Niemiec will be sharing his knowledge (as well as his musical talent) with attendees at AAHA Con this September that is sure to change your approach and understanding of veterinary dentistry.

“The first thing that always shocks people is that we perform almost no surgical extractions in our practice,” Niemick said. In the human literature, he said, closed extractions have been shown to be less painful and have fewer complications than the traditional first step used in veterinary dentistry, which involves making a large flap and drilling out all the bone. “We have published several articles,” he said, “and are working on more to demonstrate the value of minimally invasive surgical techniques.”

But whether or not dental procedures are common in your practice, Niemick believes everyone will learn something in his course, especially since, as he says, “So much of what people have learned about dentistry in the past All knowledge is incorrect, [so] Everyone will benefit from the latest research.

Because he practices in a private specialist/general practice, he considers himself to be a general practitioner at heart, and therefore, he says, “I tend to do it in a very layman’s GP/technician way. Teaching so they can understand exactly what I mean without the big words.

And, he adds, you should probably prepare to be inspired. “I'm often called the televangelist of veterinary dentistry,” he said.

Something for everyone in any practice

While the importance of learning minimally invasive extraction techniques cannot be overstated, it is far from Niemiec's only focus.
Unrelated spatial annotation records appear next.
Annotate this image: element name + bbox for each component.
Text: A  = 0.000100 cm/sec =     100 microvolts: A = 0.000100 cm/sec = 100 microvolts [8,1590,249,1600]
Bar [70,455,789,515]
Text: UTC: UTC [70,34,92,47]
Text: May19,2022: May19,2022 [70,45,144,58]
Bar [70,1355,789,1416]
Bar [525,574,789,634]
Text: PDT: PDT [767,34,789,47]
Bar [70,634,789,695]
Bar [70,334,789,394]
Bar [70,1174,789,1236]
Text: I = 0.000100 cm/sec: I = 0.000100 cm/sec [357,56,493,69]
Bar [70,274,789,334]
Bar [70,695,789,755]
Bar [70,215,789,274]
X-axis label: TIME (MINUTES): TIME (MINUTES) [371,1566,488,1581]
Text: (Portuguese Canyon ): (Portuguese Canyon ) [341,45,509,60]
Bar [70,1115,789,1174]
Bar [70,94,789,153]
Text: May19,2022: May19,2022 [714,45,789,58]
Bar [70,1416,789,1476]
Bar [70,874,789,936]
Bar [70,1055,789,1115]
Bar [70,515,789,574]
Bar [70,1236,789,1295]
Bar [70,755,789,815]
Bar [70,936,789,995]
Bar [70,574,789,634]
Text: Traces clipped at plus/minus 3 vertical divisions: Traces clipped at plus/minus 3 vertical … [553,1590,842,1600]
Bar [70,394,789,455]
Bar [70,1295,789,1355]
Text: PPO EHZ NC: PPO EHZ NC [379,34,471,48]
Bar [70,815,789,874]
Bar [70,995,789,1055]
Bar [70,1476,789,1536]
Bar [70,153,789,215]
He will also address some common misconceptions in veterinary dentistry, such as the idea that pets will stop eating due to oral disease. “Animals can tolerate almost any oral pain,” he said.
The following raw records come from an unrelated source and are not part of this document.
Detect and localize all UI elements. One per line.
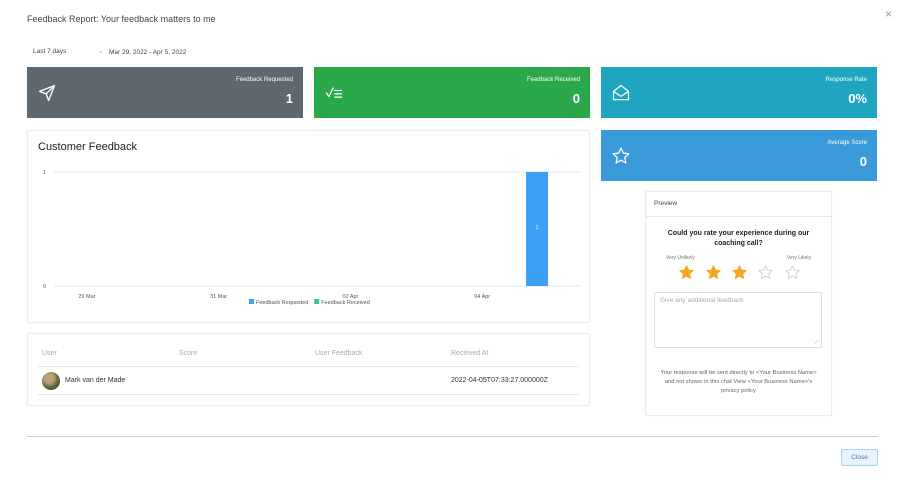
feedback-placeholder: Give any additional feedback [660, 297, 744, 304]
open-envelope-icon [612, 84, 630, 100]
rating-low-label: Very Unlikely [666, 255, 695, 261]
stat-card-feedback-requested: Feedback Requested 1 [27, 67, 303, 118]
star-filled-icon[interactable] [678, 264, 695, 281]
y-tick-label: 1 [43, 170, 46, 176]
modal-title: Feedback Report: Your feedback matters t… [27, 14, 216, 24]
table-divider [38, 394, 579, 395]
checklist-icon [325, 86, 343, 98]
preview-panel: Preview Could you rate your experience d… [645, 191, 832, 416]
rating-high-label: Very Likely [786, 255, 811, 261]
chevron-down-icon: ⌄ [97, 49, 103, 55]
stat-card-value: 0 [572, 91, 580, 106]
column-header-user-feedback: User Feedback [315, 350, 363, 357]
row-received-at: 2022-04-05T07:33:27.000000Z [451, 377, 548, 384]
stat-card-average-score: Average Score 0 [601, 130, 877, 181]
star-filled-icon[interactable] [705, 264, 722, 281]
star-filled-icon[interactable] [731, 264, 748, 281]
bar-data-label: 1 [536, 225, 539, 231]
row-user-name: Mark van der Made [65, 377, 126, 384]
legend-swatch [314, 299, 320, 304]
column-header-received-at: Received At [451, 350, 489, 357]
x-tick-label: 04 Apr [474, 294, 490, 300]
column-header-score: Score [179, 350, 198, 357]
close-button[interactable]: Close [841, 449, 878, 466]
privacy-note: Your response will be sent directly to <… [660, 370, 817, 394]
send-icon [38, 84, 56, 101]
preview-question: Could you rate your experience during ou… [667, 230, 810, 247]
star-outline-icon[interactable] [784, 264, 801, 281]
close-icon[interactable]: × [885, 7, 893, 21]
stat-card-label: Feedback Requested [235, 77, 293, 83]
avatar [42, 372, 60, 390]
y-tick-label: 0 [43, 284, 46, 290]
customer-feedback-panel: Customer Feedback 0 1 1 29 Mar 31 Mar 02 Apr 0… [27, 130, 590, 323]
stat-card-label: Response Rate [825, 77, 867, 83]
stat-card-feedback-received: Feedback Received 0 [314, 67, 590, 118]
table-divider [38, 366, 579, 367]
feedback-table: User Score User Feedback Received At Mar… [27, 333, 590, 406]
stat-card-response-rate: Response Rate 0% [601, 67, 877, 118]
bar [526, 172, 549, 286]
additional-feedback-textarea[interactable]: Give any additional feedback ⟋ [654, 292, 822, 348]
footer-divider [27, 436, 878, 437]
preview-header: Preview [654, 200, 678, 207]
legend-label: Feedback Requested [256, 300, 308, 306]
column-header-user: User [42, 350, 57, 357]
star-outline-icon[interactable] [757, 264, 774, 281]
legend-swatch [249, 299, 254, 304]
legend-label: Feedback Received [321, 300, 370, 306]
x-tick-label: 31 Mar [210, 294, 227, 300]
stat-card-value: 0 [859, 154, 867, 169]
stat-card-value: 0% [848, 91, 867, 106]
star-outline-icon [612, 146, 630, 164]
date-range-select[interactable]: Last 7 days ⌄ [33, 48, 103, 55]
preview-divider [646, 216, 831, 217]
chart-title: Customer Feedback [38, 141, 138, 153]
customer-feedback-chart: 0 1 1 29 Mar 31 Mar 02 Apr 04 Apr Feedback Requ… [43, 170, 581, 306]
date-range-select-value: Last 7 days [33, 48, 67, 55]
date-range-text: Mar 29, 2022 - Apr 5, 2022 [109, 49, 187, 56]
stat-card-value: 1 [285, 91, 293, 106]
stat-card-label: Feedback Received [526, 77, 580, 83]
x-tick-label: 02 Apr [342, 294, 358, 300]
x-tick-label: 29 Mar [78, 294, 95, 300]
resize-handle-icon[interactable]: ⟋ [814, 340, 819, 346]
stat-card-label: Average Score [827, 140, 867, 146]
He says it's crucial that all members of the veterinary team understand not only the serious consequences of periodontal disease, but also its true causes. Recognizing this not only allows technicians and veterinarians to provide better professional care, but also allows them to choose the right dental home care for their patients, he said.

Working in a different profession? Nimick hopes you can still pull up a chair. “Even other specialists will benefit from understanding the local and systemic causes of periodontal disease,” he says. Additionally, he adds, “Buzzwords and client communication skills will help all members of the practice team better connect with their clients.” Communicate.” Every member of the practice will benefit from the knowledge they gain about dental disease pain and infection, which will improve compliance with dental recommendations. Such compliance will not only improve patients' health but also increase their income, he said.
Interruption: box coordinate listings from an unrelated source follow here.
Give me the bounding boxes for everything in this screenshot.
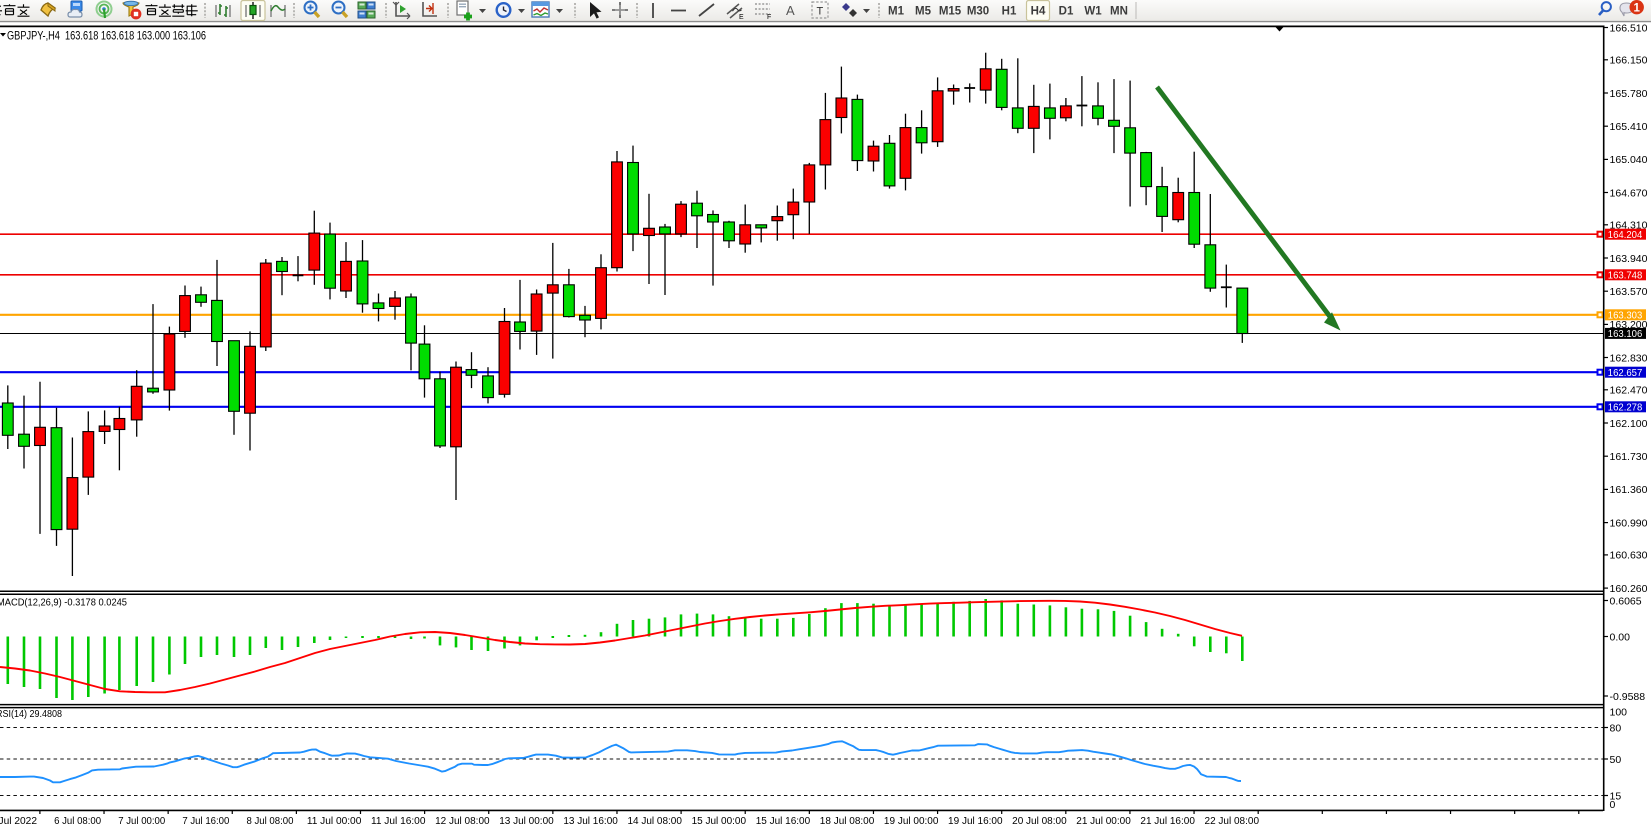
svg-text:163.748: 163.748 <box>1608 270 1643 282</box>
svg-text:21 Jul 00:00: 21 Jul 00:00 <box>1076 816 1131 827</box>
svg-text:6 Jul 08:00: 6 Jul 08:00 <box>54 816 101 827</box>
svg-text:A: A <box>786 3 795 18</box>
svg-text:80: 80 <box>1610 722 1622 734</box>
svg-text:12 Jul 08:00: 12 Jul 08:00 <box>435 816 490 827</box>
svg-text:162.278: 162.278 <box>1608 402 1643 414</box>
svg-text:161.360: 161.360 <box>1610 484 1648 496</box>
svg-text:18 Jul 08:00: 18 Jul 08:00 <box>820 816 875 827</box>
svg-text:T: T <box>817 6 824 18</box>
svg-text:162.830: 162.830 <box>1610 352 1648 364</box>
svg-text:162.100: 162.100 <box>1610 418 1648 430</box>
svg-text:19 Jul 16:00: 19 Jul 16:00 <box>948 816 1003 827</box>
svg-text:164.204: 164.204 <box>1608 229 1643 241</box>
svg-text:20 Jul 08:00: 20 Jul 08:00 <box>1012 816 1067 827</box>
svg-text:0.00: 0.00 <box>1610 631 1631 643</box>
svg-text:M15: M15 <box>939 6 962 18</box>
svg-text:163.940: 163.940 <box>1610 253 1648 265</box>
svg-text:H1: H1 <box>1002 6 1017 18</box>
svg-text:13 Jul 16:00: 13 Jul 16:00 <box>563 816 618 827</box>
svg-text:166.510: 166.510 <box>1610 22 1648 34</box>
svg-text:21 Jul 16:00: 21 Jul 16:00 <box>1140 816 1195 827</box>
svg-text:15 Jul 16:00: 15 Jul 16:00 <box>756 816 811 827</box>
svg-text:164.670: 164.670 <box>1610 187 1648 199</box>
svg-text:W1: W1 <box>1084 6 1102 18</box>
svg-text:MACD(12,26,9) -0.3178 0.0245: MACD(12,26,9) -0.3178 0.0245 <box>0 598 127 609</box>
svg-text:RSI(14) 29.4808: RSI(14) 29.4808 <box>0 709 62 720</box>
svg-text:165.040: 165.040 <box>1610 154 1648 166</box>
svg-text:7 Jul 16:00: 7 Jul 16:00 <box>182 816 229 827</box>
svg-text:162.657: 162.657 <box>1608 367 1643 379</box>
svg-text:0.6065: 0.6065 <box>1610 595 1642 607</box>
svg-text:161.730: 161.730 <box>1610 451 1648 463</box>
svg-text:M1: M1 <box>888 6 905 18</box>
svg-text:GBPJPY-,H4 163.618 163.618 16: GBPJPY-,H4 163.618 163.618 163.000 163.1… <box>7 29 206 43</box>
svg-text:H4: H4 <box>1031 6 1046 18</box>
svg-text:15 Jul 00:00: 15 Jul 00:00 <box>692 816 747 827</box>
svg-text:F: F <box>767 14 771 21</box>
svg-text:50: 50 <box>1610 754 1622 766</box>
svg-text:165.780: 165.780 <box>1610 88 1648 100</box>
svg-text:14 Jul 08:00: 14 Jul 08:00 <box>627 816 682 827</box>
svg-text:5 Jul 2022: 5 Jul 2022 <box>0 816 37 827</box>
svg-text:D1: D1 <box>1059 6 1074 18</box>
svg-text:M5: M5 <box>915 6 932 18</box>
svg-text:165.410: 165.410 <box>1610 121 1648 133</box>
svg-text:11 Jul 00:00: 11 Jul 00:00 <box>307 816 362 827</box>
svg-text:E: E <box>739 14 744 21</box>
svg-text:M30: M30 <box>967 6 989 18</box>
svg-text:160.990: 160.990 <box>1610 517 1648 529</box>
svg-text:MN: MN <box>1110 6 1128 18</box>
svg-text:11 Jul 16:00: 11 Jul 16:00 <box>371 816 426 827</box>
svg-text:8 Jul 08:00: 8 Jul 08:00 <box>246 816 293 827</box>
svg-text:163.570: 163.570 <box>1610 286 1648 298</box>
svg-text:164.310: 164.310 <box>1610 220 1648 232</box>
svg-text:163.303: 163.303 <box>1608 310 1643 322</box>
svg-text:160.260: 160.260 <box>1610 583 1648 595</box>
svg-text:1: 1 <box>1633 2 1640 14</box>
svg-text:166.150: 166.150 <box>1610 55 1648 67</box>
svg-text:7 Jul 00:00: 7 Jul 00:00 <box>118 816 165 827</box>
svg-text:22 Jul 08:00: 22 Jul 08:00 <box>1205 816 1260 827</box>
svg-text:13 Jul 00:00: 13 Jul 00:00 <box>499 816 554 827</box>
svg-text:0: 0 <box>1610 799 1616 811</box>
svg-text:162.470: 162.470 <box>1610 385 1648 397</box>
svg-text:19 Jul 00:00: 19 Jul 00:00 <box>884 816 939 827</box>
svg-text:163.106: 163.106 <box>1608 328 1643 340</box>
svg-text:15: 15 <box>1610 790 1622 802</box>
svg-text:-0.9588: -0.9588 <box>1610 691 1646 703</box>
svg-text:100: 100 <box>1610 706 1628 718</box>
svg-text:160.630: 160.630 <box>1610 550 1648 562</box>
When a Guitar Just Doesn't Meet Your Needs

Anyone who has seen Nimmick speak in recent years or follows him on social media knows that his teachings aren't the only draw—attendees will also have a front-row seat to several fun, toothy renditions of famous songs . At AAHA Con, he will bring not just one guitar, but two guitars to better complement his musical impersonations and reinforce key points of his lessons, such as:

  • Oral Pathology: “It's your job to relieve this pain” (to the tune of The Police Band's “King of Pain”)
  • Periodontal disease: “You gotta clean those low places” (to the tune of Garth Brooks' “Friends in the Low Places”)
  • Tooth extraction: “Goodbye, dead little tooth” (Don MacLean's “American Pie”)
  • Radiology: “99-70-45” (redirect to Tommy Tutone's “867-5309/Jenny”)

Be sure to check out Niemiec's concert (er, conference) and many others at AAHA Con, taking place September 20-23 at the Manchester Grand Hyatt San Diego, where you'll have the chance to Take your knowledge to the next level with more than 80 hours of medical and non-medical continuing education.

Photo courtesy of Bruck Nimik

Disclaimer: views expressed and topics discussed on any occasion News statistics Columns or articles are intended to inform, educate, or entertain and do not represent the official position of the American Animal Hospital Association (AAHA) or its Board of Directors.